Act 23’s exclusion of VA ID places severe burdens on veterans who have only VA ID, many of whom, Defendants know, are homeless or marginally housed. (Id.) This includes Ellis, who struggled to get a DMV-issued ID for nearly two years, making numerous trips to multiple agencies to get his birth certificate, and ID. (Sec. I.C.3.) Davis, who is unemployed, and Newcomb, a housekeeper also caring for his children who were involved in a serious accident, have tried but not succeeded in getting DMV-issued ID. (Secs. I.A, I.C.1, I.C.2.a.)

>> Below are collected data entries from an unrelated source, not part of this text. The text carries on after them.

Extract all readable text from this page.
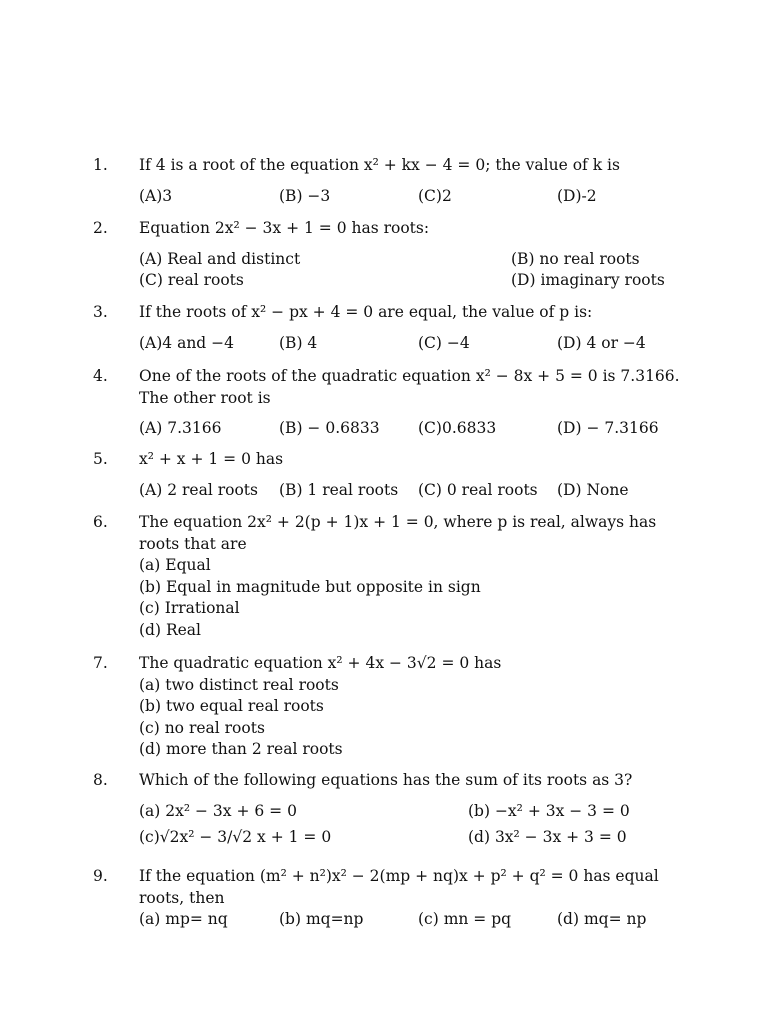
1. If 4 is a root of the equation x² + kx − 4 = 0; the value of k is
(A)3	(B) −3	(C)2	(D)-2
2. Equation 2x² − 3x + 1 = 0 has roots:
(A) Real and distinct	(B) no real roots
(C) real roots	(D) imaginary roots
3. If the roots of x² − px + 4 = 0 are equal, the value of p is:
(A)4 and −4	(B) 4	(C) −4	(D) 4 or −4
4. One of the roots of the quadratic equation x² − 8x + 5 = 0 is 7.3166.
The other root is
(A) 7.3166	(B) − 0.6833 (C)0.6833	(D) − 7.3166
5. x² + x + 1 = 0 has
(A) 2 real roots (B) 1 real roots (C) 0 real roots (D) None
6. The equation 2x² + 2(p + 1)x + 1 = 0, where p is real, always has
roots that are
(a) Equal
(b) Equal in magnitude but opposite in sign
(c) Irrational
(d) Real
7. The quadratic equation x² + 4x − 3√2 = 0 has
(a) two distinct real roots
(b) two equal real roots
(c) no real roots
(d) more than 2 real roots
8. Which of the following equations has the sum of its roots as 3?
(a) 2x² − 3x + 6 = 0	(b) −x² + 3x − 3 = 0
(c)√2x² − 3/√2 x + 1 = 0	(d) 3x² − 3x + 3 = 0
9. If the equation (m² + n²)x² − 2(mp + nq)x + p² + q² = 0 has equal
roots, then
(a) mp= nq	(b) mq=np	(c) mn = pq	(d) mq= np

At trial, Defendants articulated no state interest, let alone an “important” one, in refusing to accept this form of secure federal ID. Nor did the State articulate any interest in forcing these veterans to expend time and money obtaining a different photo ID to vote, much less a sufficient interest to justify this burden. See Burdick, 504 U.S. at 434 (citing Anderson, 460 U.S. at 788). In prior briefs, the State hypothesized that the lack of an expiration date on VA ID might justify the exclusion. (Dkt. 38 at 21.) But Act 23 authorizes the use of other forms of photo ID without expiration dates, including some military and tribal ID cards. (Secs. I.B.1.d,e.) It also allows the use of DMV-issued ID with 16-year-old photos. (Sec. I.B.1.a.) Thus the exclusion of VA ID has no evident or articulated purpose other than imposing an unnecessary burden on some veterans, or keeping them from voting. Defendants therefore have violated the Equal Protection Clause.